Database Buffer Pool That Borrows Memory From the Network and A Build System That Scales to 100 Cores in 200 Milliseconds — the smallest scaling recipes. Lease whatever capacity you need, drop it when you’re done.
Content Delivery With Automatic Popularity-Based Scaling — the cost-aware scaling variant.
Deterministic Latency Audio Over Borrowed Hardware — the placement-constrained variant. Real-time SLOs from leased compute.
Data-Affinity Placement and Anti-Affinity For Failure Domains — placement policy basics.
Pop-Up Supercomputer in 30 Seconds — multi-cloud burst.

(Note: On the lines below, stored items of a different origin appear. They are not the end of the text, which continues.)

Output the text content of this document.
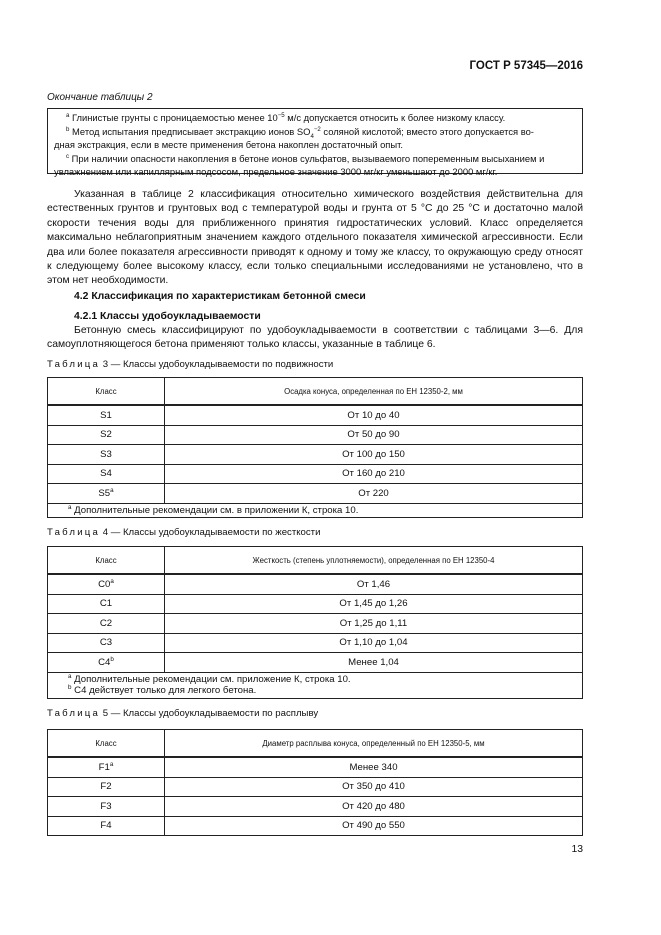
ГОСТ Р 57345—2016
Окончание таблицы 2

$^a$ Глинистые грунты с проницаемостью менее $10^{-5}$ м/с допускается относить к более низкому классу.

$^b$ Метод испытания предписывает экстракцию ионов $SO_4^{-2}$ соляной кислотой; вместо этого допускается во-

дная экстракция, если в месте применения бетона накоплен достаточный опыт.

$^c$ При наличии опасности накопления в бетоне ионов сульфатов, вызываемого попеременным высыханием и

увлажнением или капиллярным подсосом, предельное значение 3000 мг/кг уменьшают до 2000 мг/кг.

Указанная в таблице 2 классификация относительно химического воздействия действительна для естественных грунтов и грунтовых вод с температурой воды и грунта от 5 °С до 25 °С и достаточно малой скорости течения воды для приближенного принятия гидростатических условий. Класс определяется максимально неблагоприятным значением каждого отдельного показателя химической агрессивности. Если два или более показателя агрессивности приводят к одному и тому же классу, то окружающую среду относят к следующему более высокому классу, если только специальными исследованиями не установлено, что в этом нет необходимости.

4.2 Классификация по характеристикам бетонной смеси

4.2.1 Классы удобоукладываемости

Бетонную смесь классифицируют по удобоукладываемости в соответствии с таблицами 3—6. Для самоуплотняющегося бетона применяют только классы, указанные в таблице 6.

Таблица 3 — Классы удобоукладываемости по подвижности

Класс	Осадка конуса, определенная по ЕН 12350-2, мм
S1	От 10 до 40
S2	От 50 до 90
S3	От 100 до 150
S4	От 160 до 210
S5$^a$	От 220
$^a$ Дополнительные рекомендации см. в приложении К, строка 10.	

Таблица 4 — Классы удобоукладываемости по жесткости

Класс	Жесткость (степень уплотняемости), определенная по ЕН 12350-4
C0$^a$	От 1,46
C1	От 1,45 до 1,26
C2	От 1,25 до 1,11
C3	От 1,10 до 1,04
C4$^b$	Менее 1,04
$^a$ Дополнительные рекомендации см. приложение К, строка 10.
$^b$ С4 действует только для легкого бетона.	

Таблица 5 — Классы удобоукладываемости по расплыву

Класс	Диаметр расплыва конуса, определенный по ЕН 12350-5, мм
F1$^a$	Менее 340
F2	От 350 до 410
F3	От 420 до 480
F4	От 490 до 550
13
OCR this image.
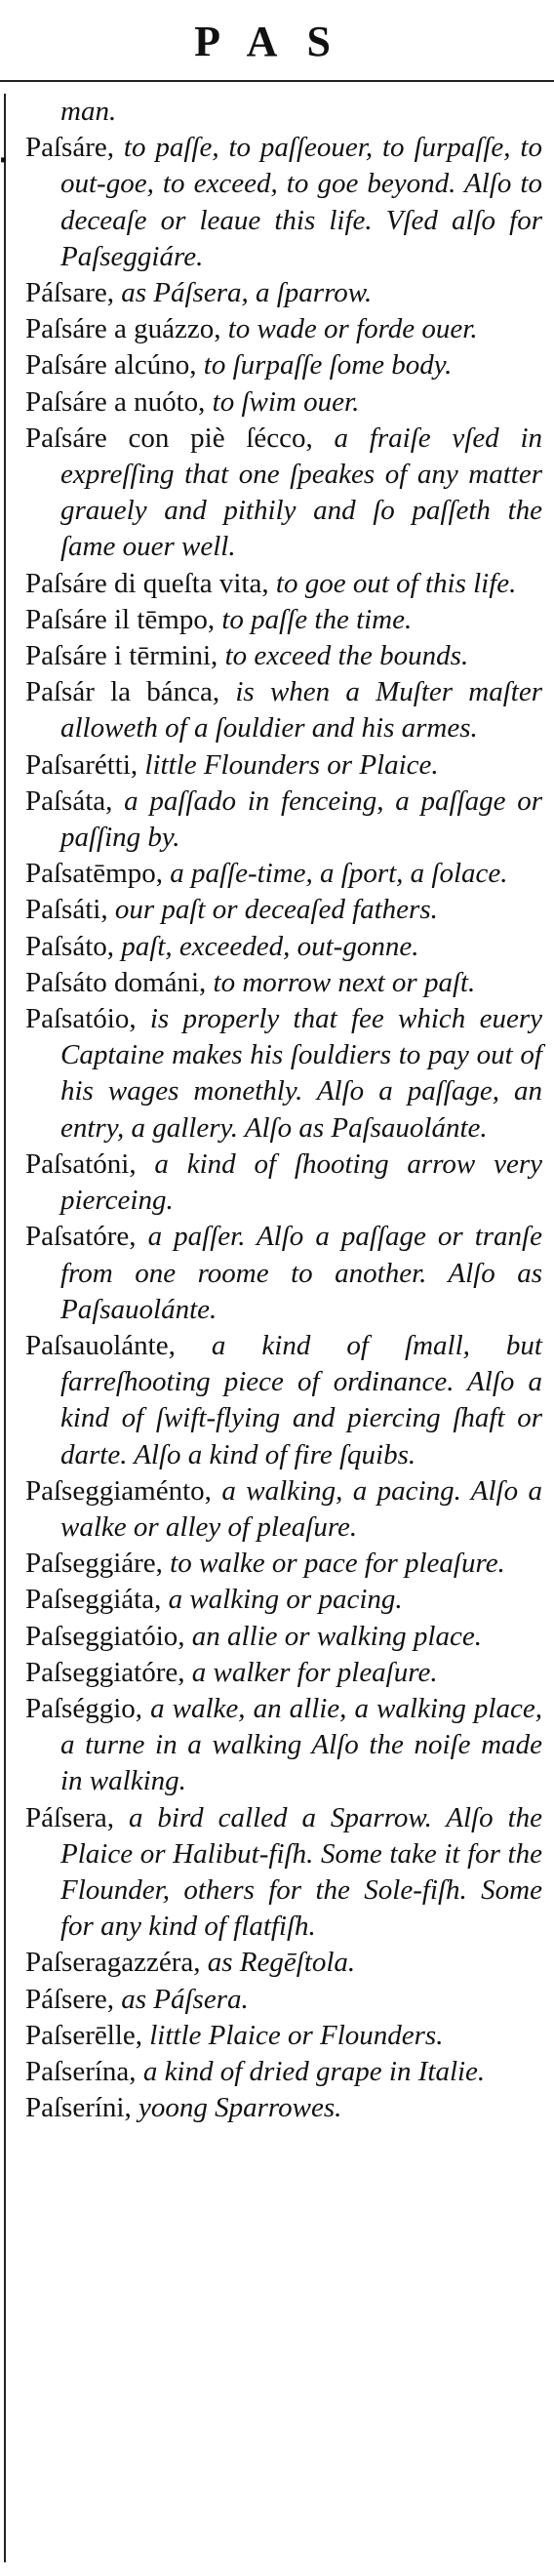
PAS
▪

man.

Paſsáre, to paſſe, to paſſeouer, to ſurpaſſe, to out-goe, to exceed, to goe beyond. Alſo to deceaſe or leaue this life. Vſed alſo for Paſseggiáre.

Páſsare, as Páſsera, a ſparrow.

Paſsáre a guázzo, to wade or forde ouer.

Paſsáre alcúno, to ſurpaſſe ſome body.

Paſsáre a nuóto, to ſwim ouer.

Paſsáre con piè ſécco, a fraiſe vſed in expreſſing that one ſpeakes of any matter grauely and pithily and ſo paſſeth the ſame ouer well.

Paſsáre di queſta vita, to goe out of this life.

Paſsáre il tēmpo, to paſſe the time.

Paſsáre i tērmini, to exceed the bounds.

Paſsár la bánca, is when a Muſter maſter alloweth of a ſouldier and his armes.

Paſsarétti, little Flounders or Plaice.

Paſsáta, a paſſado in fenceing, a paſſage or paſſing by.

Paſsatēmpo, a paſſe-time, a ſport, a ſolace.

Paſsáti, our paſt or deceaſed fathers.

Paſsáto, paſt, exceeded, out-gonne.

Paſsáto dománi, to morrow next or paſt.

Paſsatóio, is properly that fee which euery Captaine makes his ſouldiers to pay out of his wages monethly. Alſo a paſſage, an entry, a gallery. Alſo as Paſsauolánte.

Paſsatóni, a kind of ſhooting arrow very pierceing.

Paſsatóre, a paſſer. Alſo a paſſage or tranſe from one roome to another. Alſo as Paſsauolánte.

Paſsauolánte, a kind of ſmall, but farreſhooting piece of ordinance. Alſo a kind of ſwift-flying and piercing ſhaft or darte. Alſo a kind of fire ſquibs.

Paſseggiaménto, a walking, a pacing. Alſo a walke or alley of pleaſure.

Paſseggiáre, to walke or pace for pleaſure.

Paſseggiáta, a walking or pacing.

Paſseggiatóio, an allie or walking place.

Paſseggiatóre, a walker for pleaſure.

Paſséggio, a walke, an allie, a walking place, a turne in a walking Alſo the noiſe made in walking.

Páſsera, a bird called a Sparrow. Alſo the Plaice or Halibut-fiſh. Some take it for the Flounder, others for the Sole-fiſh. Some for any kind of flatfiſh.

Paſseragazzéra, as Regēſtola.

Páſsere, as Páſsera.

Paſserēlle, little Plaice or Flounders.

Paſserína, a kind of dried grape in Italie.

Paſseríni, yoong Sparrowes.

Live Event Mode (Flash-Crowd Autopilot) — the autopilot variant for sudden load.
Workload on Node Drain — graceful response to operator-initiated drains.
Multi-Cloud Deploy — the production multi-cloud baseline.
Cross-Cloud Order Pipeline — the production multi-cloud pipeline.
Provider Migration Without Losing Work — the recovery variant. Read when you have multiple providers and need to fail one over.

What’s not here

GPU-specific placement (generation targeting, MIG profiles). See GPU & Inference / shared inference. Tenant-quota fair-share scheduling. See Security, Audit & Cost.